Seed Stage Fundraising
Two years ago Corey Ford, the Managing Director at Matter, and I were introduced through Designer Fund and the d-school at Stanford. We ended up sharing a workspace at Hattery, and formed a friendship while working on the day to day challenges of our startups.
As Corey formed the Matter program, he asked me if I would share some insights from my fundraising experience with his first class. I agreed, and at the beginning of each Matter class to date, I have presented a candid account of my experiences as a first time founder. I share my mistakes and successes to help the teams learn from my experience.
Founders who have started a company in the previous 18-24 months give the best advice. I deeply appreciate the time that entrepreneurs like Evan Williams, Biz Stone, Jason Goldman, Alex Rainert, Ben Blumenfeld, and Perry Chen have given me to help make Neighborland an impactful and sustainable business. There was always one condition from these mentors — that I pass along this knowledge to fellow founders working to make the world a better place.

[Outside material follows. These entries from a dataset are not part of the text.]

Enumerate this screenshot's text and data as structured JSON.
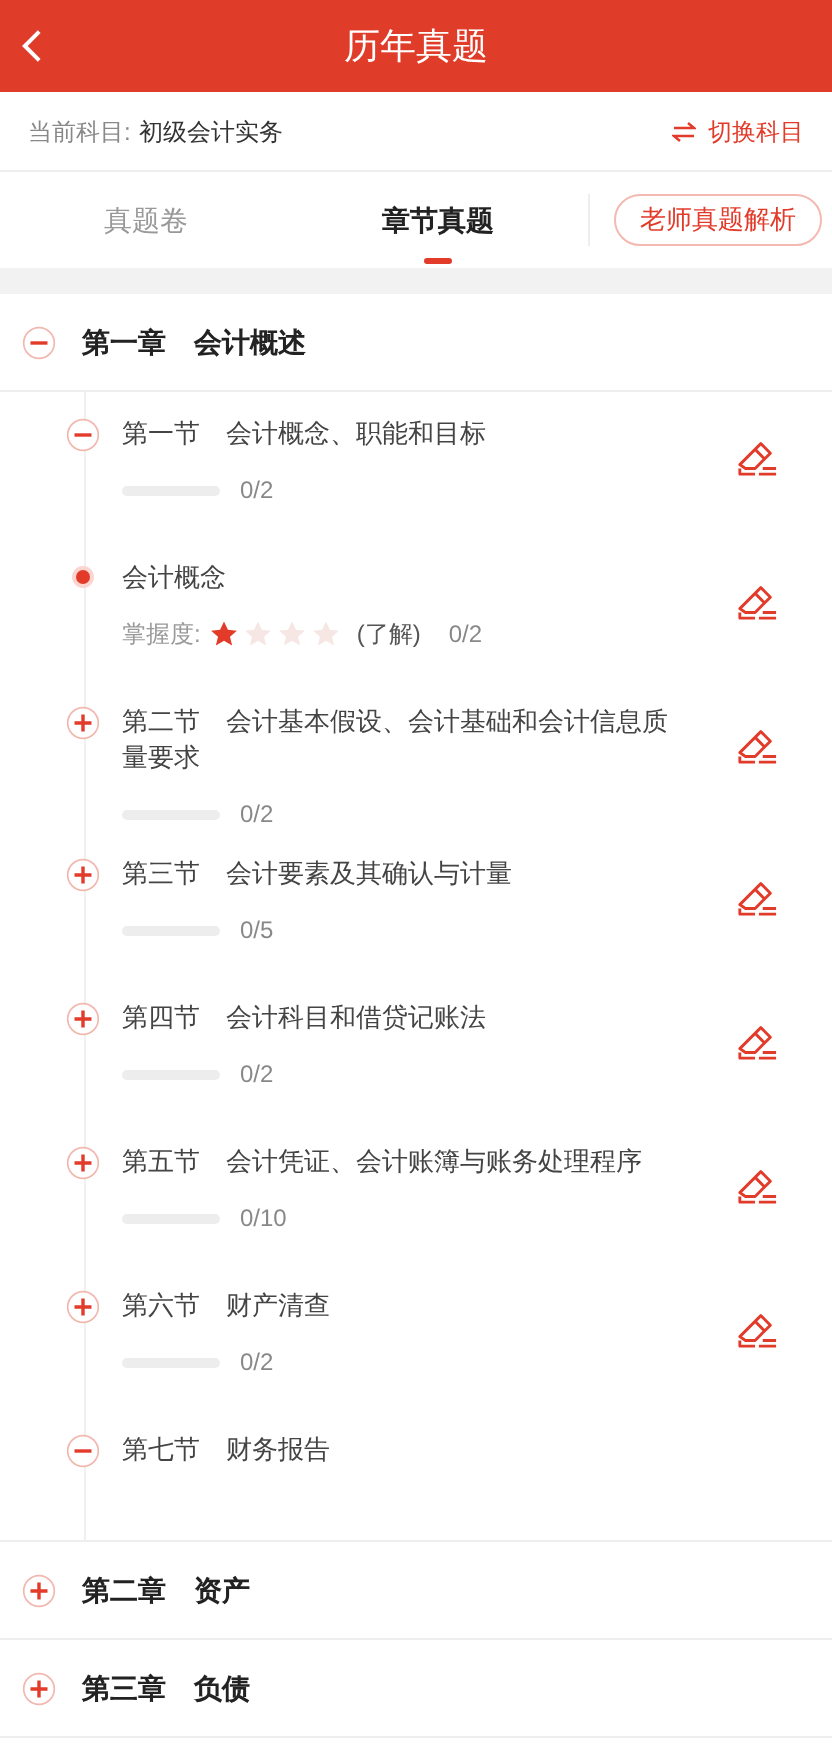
{
  "header": {
    "title": "历年真题"
  },
  "subject_bar": {
    "label": "当前科目:",
    "subject": "初级会计实务",
    "switch": "切换科目"
  },
  "tabs": [
    {
      "label": "真题卷",
      "selected": false
    },
    {
      "label": "章节真题",
      "selected": true
    }
  ],
  "teacher_button": "老师真题解析",
  "chapters": [
    {
      "title": "第一章　会计概述",
      "expanded": true,
      "children": [
        {
          "kind": "section",
          "title": "第一节　会计概念、职能和目标",
          "expanded": true,
          "level": 0,
          "count": "0/2"
        },
        {
          "kind": "point",
          "title": "会计概念",
          "mastery_label": "掌握度:",
          "stars": 1,
          "mastery": "(了解)",
          "count": "0/2"
        },
        {
          "kind": "section",
          "title": "第二节　会计基本假设、会计基础和会计信息质量要求",
          "expanded": false,
          "level": 0,
          "count": "0/2"
        },
        {
          "kind": "section",
          "title": "第三节　会计要素及其确认与计量",
          "expanded": false,
          "level": 0,
          "count": "0/5"
        },
        {
          "kind": "section",
          "title": "第四节　会计科目和借贷记账法",
          "expanded": false,
          "level": 0,
          "count": "0/2"
        },
        {
          "kind": "section",
          "title": "第五节　会计凭证、会计账簿与账务处理程序",
          "expanded": false,
          "level": 0,
          "count": "0/10"
        },
        {
          "kind": "section",
          "title": "第六节　财产清查",
          "expanded": false,
          "level": 0,
          "count": "0/2"
        },
        {
          "kind": "section",
          "title": "第七节　财务报告",
          "expanded": true
        }
      ]
    },
    {
      "title": "第二章　资产",
      "expanded": false
    },
    {
      "title": "第三章　负债",
      "expanded": false
    }
  ]
}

Here are some of the insights from my fireside chats on fundraising at Matter:
1. Be Present
After meeting Bijan Sabet from Spark, I was invited to present at his partner meeting. With all of the investor meeting requests we were getting in San Francisco and Silicon Valley at the time, I didn’t find the time to fly out to Boston in person. We set up a video call, and the connection was poor. We flopped. Show up in person at partner meetings. Fundraising is a one strike game.
2. Be Prepared
Often, investors will want to meet outside their office. You should be prepared to present anywhere at anytime — outside at a café, without an internet connection, on your phone, on your tablet, at a loud restaurant. You should practice in all of these scenarios. Make sure that your devices are fully charged, you have versions of your latest pitch on every device, and you have redundancies (ex. USB key, extra dongles for old projectors). Imagine you are in a partner meeting, and the lead partner walks in the door. You don’t have the right dongle, or your laptop freezes up. Don’t spoil a golden opportunity with a technical mishap.
3. Set Constraints
Every day that your team ships a good product, your company’s value increases. Once you are actively fundraising, it’s in the investors’ interest to let the deal develop slowly, and test whether the inflection point they see plays out. As the leader of the negotiation, you need to set realistic constraints for everyone and draw the line for partners to make their decision.
4. The Term Sheet
Once you have verbal interest from investors, it’s critical that you focus on drafting a term sheet with each investor that is interested. You should articulate the terms that work for your team as quickly as possible. It’s good practice to write your own term sheet, as it will help you model the terms of the deal, and prepare you for making a decision. Always optimize for simple terms and vision alignment with your early stage investment partners.
5. Summertime and the Thanksgiving Cliff
Venture investing slows down significantly in August, and after November 1st. Aside from the holidays, investors are evaluating their current portfolio companies’ performances at these times. It is very difficult to close a financing in August or after November 15th. Focus on the beginning of the year, spring, or early summer when investors are more comfortable making new investments.
6. No Means “Not Yet”
All of our current investors told us “no” at first. Some of them told us “no” three or four times before joining our team. Think about it from a their negotiating perspective — it makes sense. Investors who have no prior relationship with a founding team will understandably be skeptical of their ability to create a business that scales. Answer their questions thoroughly, respond to their feedback quickly, and demonstrate your intelligence through your ability to execute on your shared vision.
7. Leave It All on the Field
During a fundraising, you should form meaningful relationships with potential investors, whether they decide to invest in your team or not. Be prepared, show up early, be adaptable, be honest, and never quit. Leave it all on the field.
8. Enjoy the Journey
There’s something special about your first rodeo. You’re going to fall off the mechanical bull. Pick yourself back up. Learn from your mistakes. On those difficult days when you’re ready to quit, remember why you started. And most importantly, enjoy the journey.
These are just a few tips for building valuable relationships with your investors. I always recommend that our teams at Matter study Mark Andreessen’s “The Only Thing that Matters,” Mark Suster’s “Invest in Lines, not Dots,” Brad Feld’s “Be Smarter than your Lawyer and VC,” Ann Miura-Ki’s Business Model Generation, and Paul Graham’s “Startups in 13 Sentences” before starting the fundraising process.